To streamline the user journey, Fantasy Gaming co was running a recommendation system that delivered personalized contest recommendations to users, based on historical interactions. They analyzed customer clickstream data, and identified that incorporating in-session user interactions in the recommender systems would significantly improve quality of recommendations vs. leveraging batch predictions generated hourly.

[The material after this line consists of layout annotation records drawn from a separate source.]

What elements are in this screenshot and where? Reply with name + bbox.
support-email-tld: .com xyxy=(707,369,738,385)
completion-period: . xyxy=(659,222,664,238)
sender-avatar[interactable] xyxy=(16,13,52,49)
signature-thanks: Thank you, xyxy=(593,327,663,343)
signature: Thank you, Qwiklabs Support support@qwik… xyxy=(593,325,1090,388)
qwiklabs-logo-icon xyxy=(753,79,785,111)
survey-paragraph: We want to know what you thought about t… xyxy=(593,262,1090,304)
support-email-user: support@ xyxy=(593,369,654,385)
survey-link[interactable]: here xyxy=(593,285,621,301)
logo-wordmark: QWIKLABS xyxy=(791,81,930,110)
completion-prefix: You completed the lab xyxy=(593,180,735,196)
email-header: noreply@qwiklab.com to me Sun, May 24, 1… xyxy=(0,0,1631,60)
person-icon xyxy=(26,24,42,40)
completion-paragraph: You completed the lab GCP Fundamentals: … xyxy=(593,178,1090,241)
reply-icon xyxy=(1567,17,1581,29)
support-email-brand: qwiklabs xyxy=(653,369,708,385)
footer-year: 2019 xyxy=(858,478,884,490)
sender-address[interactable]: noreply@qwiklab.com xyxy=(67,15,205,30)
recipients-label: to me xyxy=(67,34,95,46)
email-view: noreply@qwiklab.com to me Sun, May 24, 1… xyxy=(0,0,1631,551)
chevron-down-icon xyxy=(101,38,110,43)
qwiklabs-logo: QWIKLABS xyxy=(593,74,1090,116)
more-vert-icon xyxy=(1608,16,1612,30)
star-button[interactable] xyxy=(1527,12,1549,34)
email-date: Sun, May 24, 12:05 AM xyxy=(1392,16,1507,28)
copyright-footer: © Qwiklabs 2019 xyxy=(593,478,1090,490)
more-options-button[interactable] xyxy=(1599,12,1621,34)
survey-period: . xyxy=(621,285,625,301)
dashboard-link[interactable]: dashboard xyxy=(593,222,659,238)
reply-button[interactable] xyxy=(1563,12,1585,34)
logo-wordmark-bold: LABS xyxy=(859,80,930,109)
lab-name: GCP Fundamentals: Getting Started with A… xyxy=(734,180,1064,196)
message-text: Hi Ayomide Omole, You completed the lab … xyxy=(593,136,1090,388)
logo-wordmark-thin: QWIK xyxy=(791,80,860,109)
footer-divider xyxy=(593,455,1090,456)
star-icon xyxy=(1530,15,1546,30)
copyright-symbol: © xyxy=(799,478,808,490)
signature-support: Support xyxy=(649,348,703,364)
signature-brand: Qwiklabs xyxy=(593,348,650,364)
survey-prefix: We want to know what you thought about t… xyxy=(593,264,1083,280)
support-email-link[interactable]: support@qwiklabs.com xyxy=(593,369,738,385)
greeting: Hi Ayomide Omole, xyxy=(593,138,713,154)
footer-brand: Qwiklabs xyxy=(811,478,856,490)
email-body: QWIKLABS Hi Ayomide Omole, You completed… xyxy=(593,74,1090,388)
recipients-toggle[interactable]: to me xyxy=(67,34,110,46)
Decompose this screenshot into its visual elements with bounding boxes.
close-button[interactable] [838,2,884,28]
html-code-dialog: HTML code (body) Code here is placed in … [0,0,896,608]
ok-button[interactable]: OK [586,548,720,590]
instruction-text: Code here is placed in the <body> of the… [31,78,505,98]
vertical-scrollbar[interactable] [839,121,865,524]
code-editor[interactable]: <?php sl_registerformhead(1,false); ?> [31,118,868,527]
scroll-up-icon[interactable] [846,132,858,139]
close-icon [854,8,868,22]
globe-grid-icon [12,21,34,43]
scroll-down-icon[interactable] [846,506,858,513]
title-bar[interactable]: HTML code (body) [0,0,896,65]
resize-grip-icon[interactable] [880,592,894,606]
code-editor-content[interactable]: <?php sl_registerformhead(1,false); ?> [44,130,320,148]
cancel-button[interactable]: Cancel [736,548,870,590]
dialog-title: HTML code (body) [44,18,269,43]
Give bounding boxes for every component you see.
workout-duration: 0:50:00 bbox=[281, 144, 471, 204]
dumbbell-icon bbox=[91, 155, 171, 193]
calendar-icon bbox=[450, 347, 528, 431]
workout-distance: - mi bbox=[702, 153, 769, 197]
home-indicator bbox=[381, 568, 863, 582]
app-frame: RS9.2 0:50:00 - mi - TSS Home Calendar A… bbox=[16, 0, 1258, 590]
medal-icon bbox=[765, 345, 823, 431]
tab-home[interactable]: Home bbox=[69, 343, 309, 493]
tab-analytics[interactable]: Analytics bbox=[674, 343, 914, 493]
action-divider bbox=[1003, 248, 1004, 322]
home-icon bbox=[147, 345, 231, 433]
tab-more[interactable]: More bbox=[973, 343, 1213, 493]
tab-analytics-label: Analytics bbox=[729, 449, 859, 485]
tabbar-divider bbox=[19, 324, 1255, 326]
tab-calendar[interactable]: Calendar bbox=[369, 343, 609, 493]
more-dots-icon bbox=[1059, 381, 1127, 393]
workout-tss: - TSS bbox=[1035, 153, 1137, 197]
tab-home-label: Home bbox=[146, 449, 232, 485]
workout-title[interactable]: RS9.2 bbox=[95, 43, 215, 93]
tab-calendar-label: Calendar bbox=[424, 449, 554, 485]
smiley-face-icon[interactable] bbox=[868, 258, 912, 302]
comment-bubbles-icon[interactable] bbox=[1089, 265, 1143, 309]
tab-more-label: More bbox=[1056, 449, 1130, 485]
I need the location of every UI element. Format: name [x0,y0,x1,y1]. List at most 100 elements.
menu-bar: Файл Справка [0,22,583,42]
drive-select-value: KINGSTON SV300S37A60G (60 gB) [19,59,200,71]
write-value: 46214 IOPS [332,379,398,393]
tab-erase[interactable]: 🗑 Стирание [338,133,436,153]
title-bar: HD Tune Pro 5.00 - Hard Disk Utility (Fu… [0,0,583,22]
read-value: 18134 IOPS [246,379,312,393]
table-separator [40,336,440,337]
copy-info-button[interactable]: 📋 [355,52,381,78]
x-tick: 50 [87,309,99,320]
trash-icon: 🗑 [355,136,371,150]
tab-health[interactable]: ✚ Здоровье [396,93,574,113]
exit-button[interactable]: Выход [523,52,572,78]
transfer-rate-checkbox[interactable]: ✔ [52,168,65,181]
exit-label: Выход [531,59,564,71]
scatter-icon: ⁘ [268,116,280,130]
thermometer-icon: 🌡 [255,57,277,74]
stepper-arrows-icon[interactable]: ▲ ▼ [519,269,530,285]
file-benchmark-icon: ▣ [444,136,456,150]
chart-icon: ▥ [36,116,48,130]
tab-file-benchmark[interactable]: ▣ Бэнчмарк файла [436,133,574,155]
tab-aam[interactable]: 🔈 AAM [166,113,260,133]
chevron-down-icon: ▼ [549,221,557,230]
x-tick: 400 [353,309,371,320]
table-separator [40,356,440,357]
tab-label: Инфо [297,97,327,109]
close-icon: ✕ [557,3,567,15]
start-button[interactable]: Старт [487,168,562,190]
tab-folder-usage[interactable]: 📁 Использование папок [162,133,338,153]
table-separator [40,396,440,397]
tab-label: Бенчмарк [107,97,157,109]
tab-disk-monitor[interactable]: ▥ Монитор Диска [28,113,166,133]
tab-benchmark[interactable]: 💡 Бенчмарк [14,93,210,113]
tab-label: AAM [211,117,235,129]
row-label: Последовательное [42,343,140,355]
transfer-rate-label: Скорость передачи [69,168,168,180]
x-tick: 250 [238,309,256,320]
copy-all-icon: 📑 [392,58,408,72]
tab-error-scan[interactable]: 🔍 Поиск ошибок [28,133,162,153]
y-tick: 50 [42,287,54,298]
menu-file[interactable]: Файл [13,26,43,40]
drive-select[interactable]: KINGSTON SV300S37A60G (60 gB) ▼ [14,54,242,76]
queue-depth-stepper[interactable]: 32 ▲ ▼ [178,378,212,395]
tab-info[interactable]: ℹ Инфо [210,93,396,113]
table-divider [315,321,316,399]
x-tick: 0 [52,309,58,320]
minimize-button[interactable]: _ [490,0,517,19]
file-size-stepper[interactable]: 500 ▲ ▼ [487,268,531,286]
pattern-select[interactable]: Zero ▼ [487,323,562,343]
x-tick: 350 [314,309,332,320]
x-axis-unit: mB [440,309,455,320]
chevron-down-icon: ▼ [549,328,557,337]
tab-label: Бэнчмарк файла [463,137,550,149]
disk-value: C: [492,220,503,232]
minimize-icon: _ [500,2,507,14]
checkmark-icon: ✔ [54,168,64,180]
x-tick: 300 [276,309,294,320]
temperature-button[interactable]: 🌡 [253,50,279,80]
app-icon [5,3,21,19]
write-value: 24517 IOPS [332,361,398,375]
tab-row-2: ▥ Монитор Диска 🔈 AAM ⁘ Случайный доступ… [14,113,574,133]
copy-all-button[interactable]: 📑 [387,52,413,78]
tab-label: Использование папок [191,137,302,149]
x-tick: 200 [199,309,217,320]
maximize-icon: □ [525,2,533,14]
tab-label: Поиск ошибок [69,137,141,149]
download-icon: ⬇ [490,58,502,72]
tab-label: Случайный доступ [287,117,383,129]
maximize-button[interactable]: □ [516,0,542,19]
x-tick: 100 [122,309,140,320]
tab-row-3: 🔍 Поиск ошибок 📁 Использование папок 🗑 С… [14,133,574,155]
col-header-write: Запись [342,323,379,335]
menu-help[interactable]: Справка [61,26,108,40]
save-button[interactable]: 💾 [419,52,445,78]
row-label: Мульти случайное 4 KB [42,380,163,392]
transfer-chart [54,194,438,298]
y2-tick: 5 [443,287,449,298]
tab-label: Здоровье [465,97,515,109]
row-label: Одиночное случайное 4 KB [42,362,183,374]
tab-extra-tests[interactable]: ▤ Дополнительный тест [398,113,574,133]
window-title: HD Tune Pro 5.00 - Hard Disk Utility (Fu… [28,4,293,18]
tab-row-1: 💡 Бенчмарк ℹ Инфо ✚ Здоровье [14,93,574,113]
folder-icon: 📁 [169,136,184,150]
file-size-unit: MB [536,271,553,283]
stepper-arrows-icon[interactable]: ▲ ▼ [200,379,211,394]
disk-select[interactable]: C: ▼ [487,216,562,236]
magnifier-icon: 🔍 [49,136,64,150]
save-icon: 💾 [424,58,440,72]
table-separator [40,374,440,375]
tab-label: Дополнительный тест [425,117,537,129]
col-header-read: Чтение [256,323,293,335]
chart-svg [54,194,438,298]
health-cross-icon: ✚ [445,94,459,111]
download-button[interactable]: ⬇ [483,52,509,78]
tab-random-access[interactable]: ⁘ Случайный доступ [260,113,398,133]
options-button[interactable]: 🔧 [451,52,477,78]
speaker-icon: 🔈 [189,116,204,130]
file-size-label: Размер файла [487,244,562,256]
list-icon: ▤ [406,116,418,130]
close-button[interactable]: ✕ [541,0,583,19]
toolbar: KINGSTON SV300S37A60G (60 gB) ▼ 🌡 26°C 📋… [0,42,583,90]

Due to this, Fantasy Gaming co was keen to deploy real-time, session-aware recommendations, but implementation was challenging due to the aforementioned challenges in real-time ML on cloud. Hence, Fantasy Gaming co turned to on-device ML with NimbleEdge for implementing real-time personalized contest recommendations.
Results
With NimbleEdge, Fantasy Gaming co is now able to generate features and predictions based on real-time user interactions, resulting in improved relevance of recommendations for millions of users. Additionally, inference was delivered at millisecond latency, with minimal battery and CPU usage impact!
No. of inferences: 7B+
No. of device crashes: 0
Avg. latency: ~15 milliseconds
CPU usage spike: <1%
Extensible use-cases
The methodology discussed in this blog applies easily to similar real-time use-cases in other verticals as well - such as e-commerce, social media and entertainment.
E-Commerce: Real-time recommendations
E-commerce apps offer recommendations at checkout, on homepage and on product pages. Incorporating in-session user inputs, such as page views, search queries, and cart additions can significantly improve the quality of recommendations.
Chinese e-commerce giant, Taobao, reports an uptick of ~10% in GMV through session-aware personalized homepage recommendations! Due to challenges of real-time ML on cloud, Alibaba deployed the recommendation system on device, yielding significant topline uplift.
Social media: Feed ranking
User intent can vary significantly from one session to another for social media users. Social media apps that are adept at capturing intent in real-time and adapting accordingly end up garnering much higher engagement.
As an example, Pinterest increased Repins by >10% by incorporating in-session user actions to tailor users’ homepage in real-time!
Conclusion
In conclusion, on-device execution of real-time ML enables a host of transformative use-cases across verticals, unlocking massive topline benefits. While challenging to execute, tools such as NimbleEdge and ONNX Runtime massively accelerate and simplify implementation, thus emerging as the leading alternatives for performant, real-time on-device ML.